Struggling to cope? Learn how to challenge instead with this guidance from Kazuo Fujii

I love this quote by SGI-UK Buddhist leader Kazuo Fujii (pictured here in 1993) who outlines the huge difference it makes when we learn to challenge ourselves instead of just coping with life’s difficulties:

Kazuo Fujii (1993) cropped

“There are two ways of approaching life. The first is coping and the second is challenging to change a situation. The situation is the same but the results are different. Coping is linked to the past and our past knowledge and experiences. It is a conservative attitude, limited, restricted, passive, defensive, dependent. There is no vision and no hope. This is not Buddhism. Buddhism is about change. Changing ourselves, society and humanity for good. The way to change is determination based on wisdom. Change is a projection towards the future. It is positive, creative, independent, attacking and seeking. It is an attitude of great hope and vision. Coping is the past projecting to the present. Changing is the present projecting to the future. We can choose. The difference between ordinary and great lives is up to us.”

I have read and re-read this advice dozens of times over the last 16 years because when I am struggling it helps me develop the big-hearted winning attitude that a sustained Buddhist practice brings.  So, what does a ‘challenging’ mindset look and feel like – feel free to tick any of these if they apply to you…
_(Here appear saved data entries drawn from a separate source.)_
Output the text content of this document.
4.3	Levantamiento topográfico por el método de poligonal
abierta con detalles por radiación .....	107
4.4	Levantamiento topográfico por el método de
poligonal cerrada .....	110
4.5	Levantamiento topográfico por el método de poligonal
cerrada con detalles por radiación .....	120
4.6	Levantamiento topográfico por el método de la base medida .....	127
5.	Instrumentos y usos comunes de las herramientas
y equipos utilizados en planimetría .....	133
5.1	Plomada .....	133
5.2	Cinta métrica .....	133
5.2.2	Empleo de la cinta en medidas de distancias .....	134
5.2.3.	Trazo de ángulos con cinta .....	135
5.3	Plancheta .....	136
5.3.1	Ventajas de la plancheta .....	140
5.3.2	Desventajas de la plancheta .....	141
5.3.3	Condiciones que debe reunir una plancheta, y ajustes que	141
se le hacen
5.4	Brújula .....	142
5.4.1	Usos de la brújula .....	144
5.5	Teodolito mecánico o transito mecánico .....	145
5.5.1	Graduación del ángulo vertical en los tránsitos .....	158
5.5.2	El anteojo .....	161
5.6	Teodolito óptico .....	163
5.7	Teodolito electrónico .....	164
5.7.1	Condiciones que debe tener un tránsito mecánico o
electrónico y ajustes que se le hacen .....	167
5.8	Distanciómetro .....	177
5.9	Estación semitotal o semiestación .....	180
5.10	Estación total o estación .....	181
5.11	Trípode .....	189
On the days when I manage to embrace my bigger awakened self and challenge instead of just coping and surviving, I:

  1. am strong enough to know that it’s OK to feel vulnerable
  2. take risks without needing to know exactly what will happen next
  3. trust the Universe to give me just what I need, just when I need it, rather than trying to ‘force’ things to happen
  4. understand that life is eternal, so there is no need to worry and no need to hurry
  5. am as happy about other people’s success as I am about my own
  6. have the courage to be myself
  7. have the compassion to share others’ suffering
  8. am able to graciously accept defeat in an argument and feel secure enough to change my point of view
  9. systematically and instinctively look for the best in everyone else, all of the time
  10. realise that we all share the same life force

I am not saying that coping in itself is always bad – at the darkest times in our lives (such as loss of a loved one), coping might genuinely be the best we can do, for a while at least. And the 10 point list above is not a code of conduct or a list of behaviours to copy. Nichiren Buddhism doesn’t do commandments. They are just examples of my own feelings when I chant Nam Myoho Renge Kyo and of insights my fellow Buddhists have taught me as they learn to challenge instead of just coping and in doing so make huge breakthroughs in their lives.

So, as Kazuo said: “We can choose. The difference between ordinary and great lives is up to us.”